All things come to he who waits
In Japan, my assignment was to the 6485 Operations Squadron under the 315th Air Division. The squadron consisted of 2 C-47s, used for training Royal Thai Air Force personnel, 2 C54s (DC-4s) used primarily for Aeromedical Evacuation flights and some special operations, and 2 newly acquired C-118's (DC-6s). I had assumed the reason I was assigned to the squadron was for my experience in the C-118s. I had 3500+ hours in the plane and had been an instructor in the aircraft,and flight simulator I thought I could provide valuable experience for them. However, my new Commander had other ideas. He wanted all the other pilots to fly them first, so they could possibly get better jobs when they rotated back to the States. At the time I arrived, the two pilots and one instructor pilot had less than 100 hours combined in the plane. Instead I was assigned to the C-54s and would have to start at the bottom and go through the check-out program. I was quite disappointed.
The C-54 was quite similar to the 118, having four engines and being made by Douglas, but was smaller, slower, and unpressurized. Our weekly scheduled air evac missions in the 54 included a north run, a south run, and one to Korea. Going north we stopped at Misawa, a large Army post and Wakkani on the northern tip of Hokaido, the northernmost island of the Japanese chain. Wakanai was principally a military listening post keeping eyes and ears out for the Russians just a few miles across the water. The runway was pretty short and located parallel to the coastline which meant there was almost always a crosswind for landing. There were only a few hundred people stationed there, but dependents were allowed so sometimes we had to make emergency maternity runs. The base commander was also their tower operator and mailman. He was always glad to see us because we were his only link with the outside world. We couldn't always get in there due to the weather, but we generally gave it a try.
The only mission for the 118s was a weekly, or biweekly run to Clark AFB in the Philippines via stops in Taiwan. These were normally three day trips.
The C-47s mainly flew locally, training Thais, but once a week they would deliver mail to a small special services hunting camp on Chejudo island, a large volcanic island south of Korea. I was fortunate enough to get to go to the hunting camp for a 3 day pheasant hunt. The island was covered with them.
In the C-54, I was fortunate to be able to fly in a couple of flight to Hong Kong. It was an exciting place to go. Our flights there were to deliver Red Cross packages to prisoners behind the bamboo curtain and had to conform to a lot of protocol for the Chinese. The packages was delivered by a single individual walking halfway across a bridge. (Sound like James Bond). There were also some Bangkok trips that were interesting too. Those flights were to rotate some of the Royal Thai Air Force crew members every 6 months.

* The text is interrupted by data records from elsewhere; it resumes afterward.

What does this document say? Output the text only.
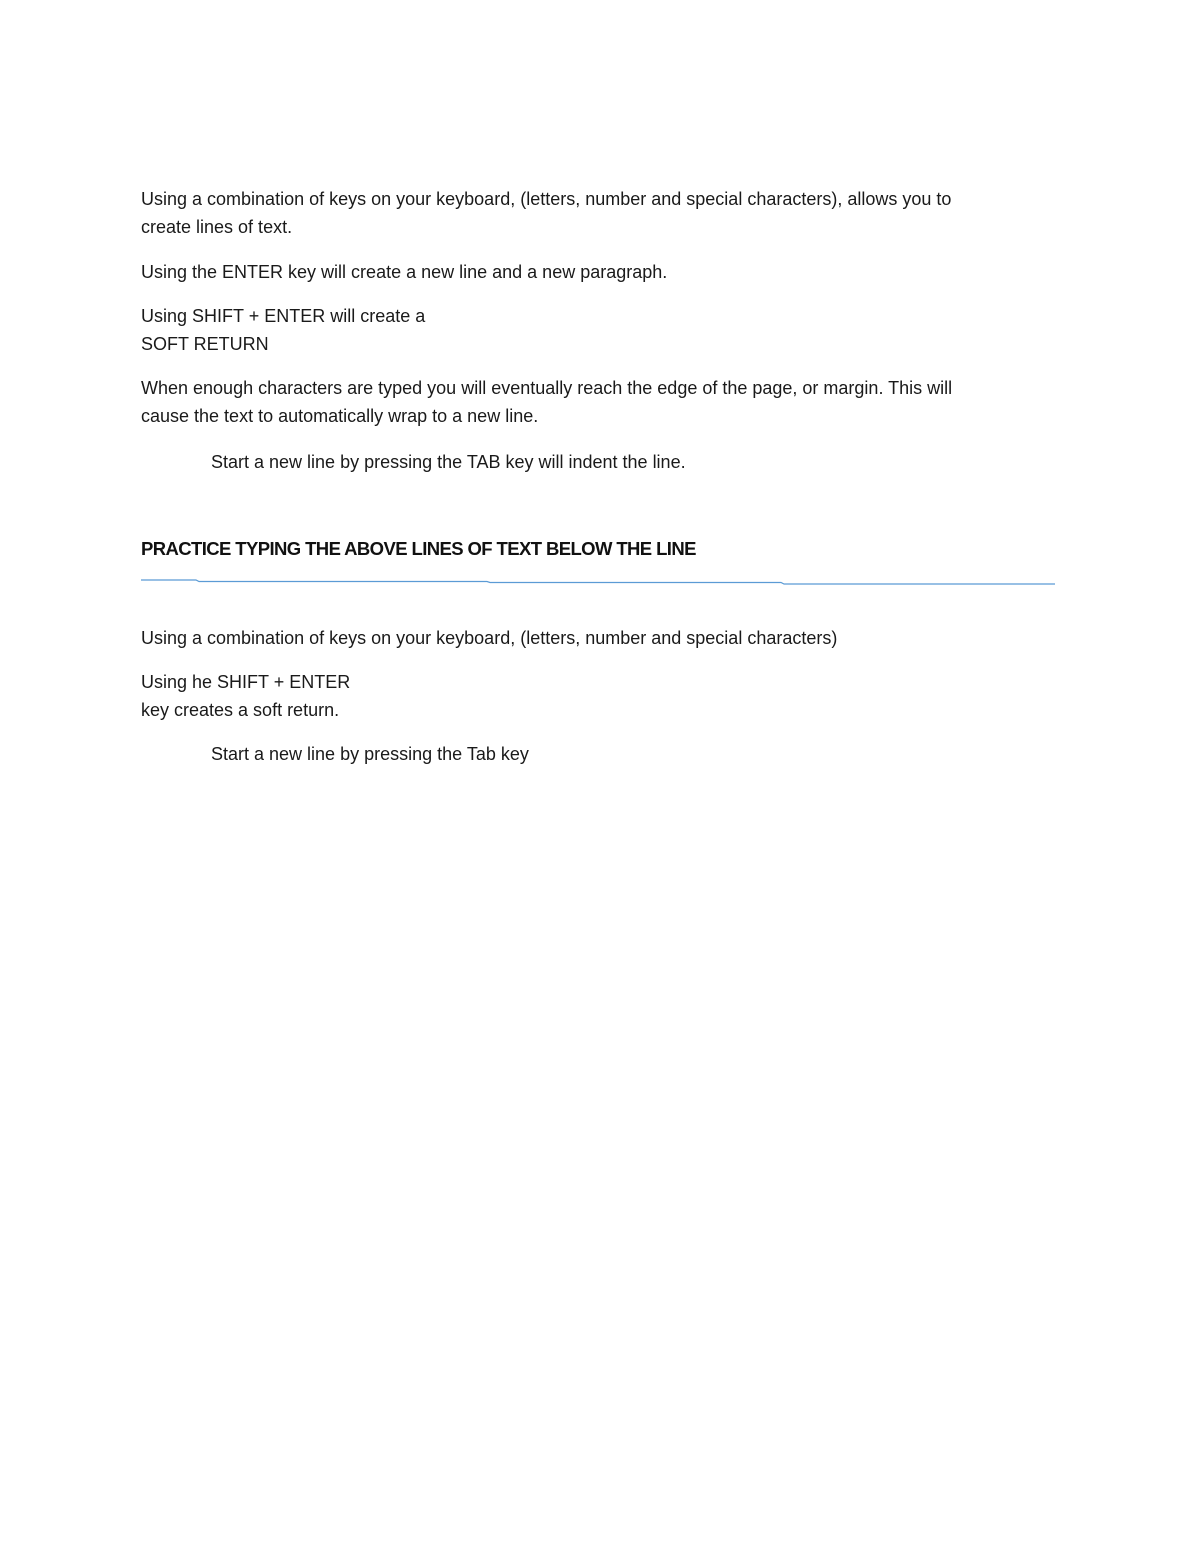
Using a combination of keys on your keyboard, (letters, number and special characters), allows you to
create lines of text.

Using the ENTER key will create a new line and a new paragraph.

Using SHIFT + ENTER will create a
SOFT RETURN

When enough characters are typed you will eventually reach the edge of the page, or margin. This will
cause the text to automatically wrap to a new line.

Start a new line by pressing the TAB key will indent the line.

PRACTICE TYPING THE ABOVE LINES OF TEXT BELOW THE LINE

Using a combination of keys on your keyboard, (letters, number and special characters)

Using he SHIFT + ENTER
key creates a soft return.

Start a new line by pressing the Tab key
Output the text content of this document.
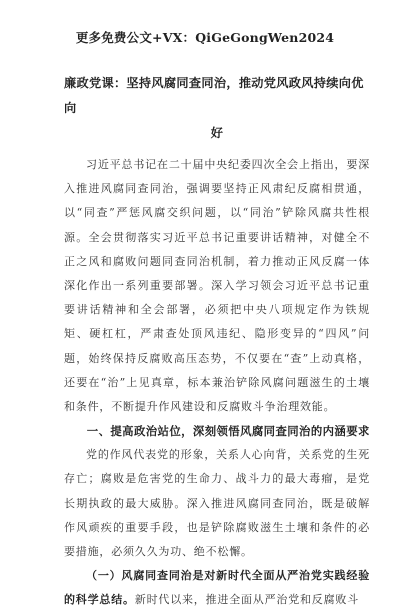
更多免费公文+VX：QiGeGongWen2024
廉政党课：坚持风腐同查同治，推动党风政风持续向优向
好

习近平总书记在二十届中央纪委四次全会上指出，要深入推进风腐同查同治，强调要坚持正风肃纪反腐相贯通，以“同查”严惩风腐交织问题，以“同治”铲除风腐共性根源。全会贯彻落实习近平总书记重要讲话精神，对健全不正之风和腐败问题同查同治机制，着力推动正风反腐一体深化作出一系列重要部署。深入学习领会习近平总书记重要讲话精神和全会部署，必须把中央八项规定作为铁规矩、硬杠杠，严肃查处顶风违纪、隐形变异的“四风”问题，始终保持反腐败高压态势，不仅要在“查”上动真格，还要在“治”上见真章，标本兼治铲除风腐问题滋生的土壤和条件，不断提升作风建设和反腐败斗争治理效能。

一、提高政治站位，深刻领悟风腐同查同治的内涵要求

党的作风代表党的形象，关系人心向背，关系党的生死存亡；腐败是危害党的生命力、战斗力的最大毒瘤，是党长期执政的最大威胁。深入推进风腐同查同治，既是破解作风顽疾的重要手段，也是铲除腐败滋生土壤和条件的必要措施，必须久久为功、绝不松懈。

（一）风腐同查同治是对新时代全面从严治党实践经验的科学总结。新时代以来，推进全面从严治党和反腐败斗
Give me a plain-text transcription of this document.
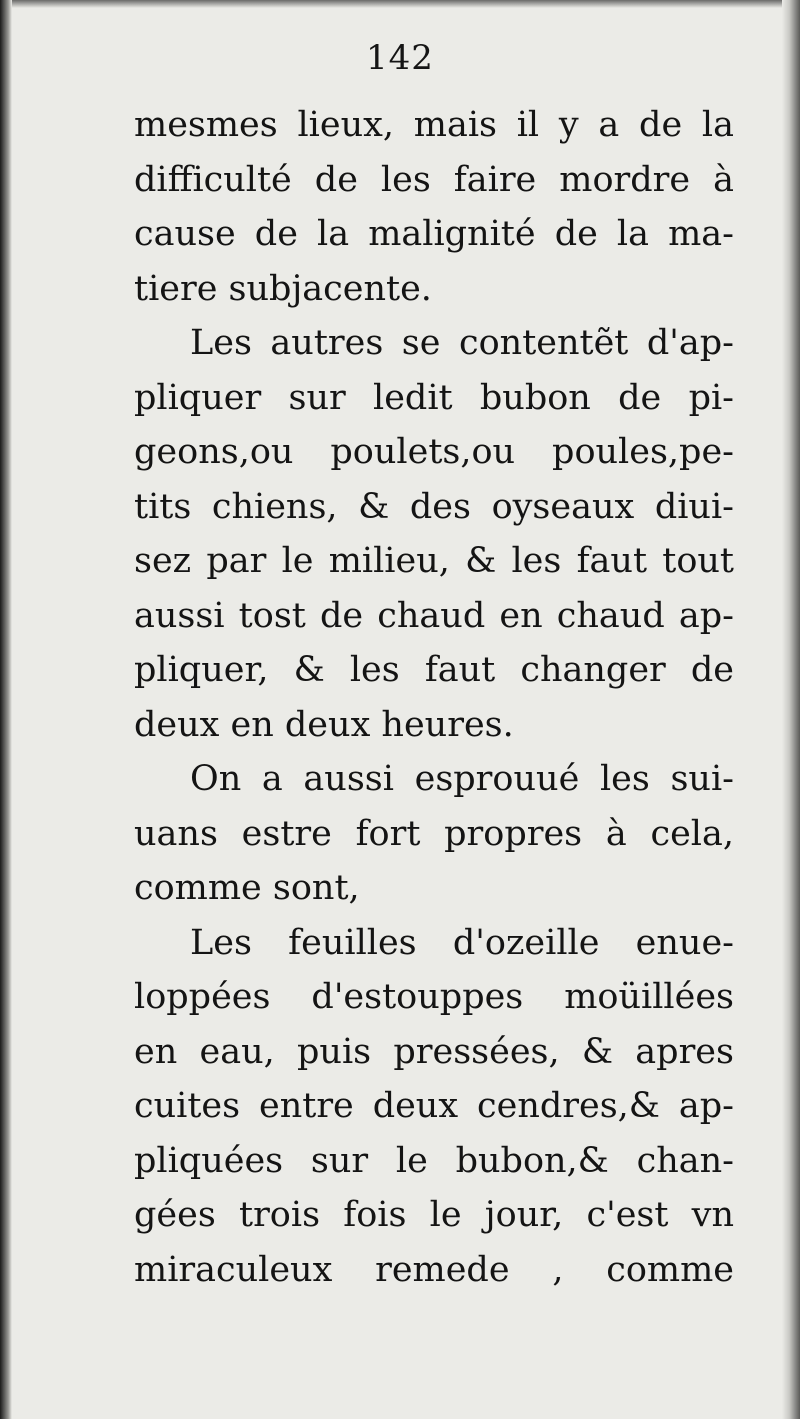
142
mesmes lieux, mais il y a de la
difficulté de les faire mordre à
cause de la malignité de la ma-
tiere subjacente.
Les autres se contentẽt d'ap-
pliquer sur ledit bubon de pi-
geons,ou poulets,ou poules,pe-
tits chiens, & des oyseaux diui-
sez par le milieu, & les faut tout
aussi tost de chaud en chaud ap-
pliquer, & les faut changer de
deux en deux heures.
On a aussi esprouué les sui-
uans estre fort propres à cela,
comme sont,
Les feuilles d'ozeille enue-
loppées d'estouppes moüillées
en eau, puis pressées, & apres
cuites entre deux cendres,& ap-
pliquées sur le bubon,& chan-
gées trois fois le jour, c'est vn
miraculeux remede , comme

I had one trip with our 315th Air Division Commander, Brigadier General Benjamin Ellis. He was a prince of a guy and even though I was only a Captain, I felt very comfortable being with him. He eventually got his fourth star and was Joint Chiefs Commander. We flew to inspect places he had personnel, throughout Vietnam and Thailand. Since he was qualified as a copilot in the C-54, we would alternate making the landings. One night while we were talking he suggested that I come to the Division Headquarters to work part time when I wasn't flying. On our way back to Japan, we inadvertently flew through a Typhoon. (Weather surveillance and forecasting wasn't very good back then). It was pretty scary and the general would occasionally poke his head in the cockpit and ask if everything was all right. My concern was that the plane was filling up with water, since it was unpressurized. However everything settled down and I just added an additional 10 knots to our approach and landing speeds, just in case, to make up for the weight of onboard water.
Eventually, I did take the general up on the offer to work part time in the headquarters, but he got promoted and left. The new commander was pretty coarse, and I didn't care much for him, but I did really like the Director of Operations, and I eventually became sort of his fair-haired boy. He started sending me to Tan Son Nhut airport in Saigon, every third month, to work as an Operations Officer at C-130 Operations (managing cargo distribution throughout the country). He also sent me back to Hawaii twice, to brief Admiral Sharpe, the four-star commander of the pacific forces. Now that was excitement.
My second trip, was to get 2 more C-118's, for my old squadron, so they could fly the med evac flights out of Vietnam, instead of using up the C-130 resources. This was so successful, that the new 118s were back in Japan before I was.
Now this posed an interesting problem. Aircrews could not fly into Vietnam unless they were route qualified, according to 7th Air Force. My old squadron had nobody qualified to fly these planes into Vietnam. Enter Stage Left—Moi. I finally got to climb back into a C-118. I flew a C-54 over to Korea, to meet a C-118 crew. I jumped into the 118, made 3 landings, and was re-qualified, I then flew the first scheduled aeromedical evacuation flight to Danang, Na Trang and Saigon. Vietnam. Poetic justice. I finally got to fly the plane I was sent to Japan to fly.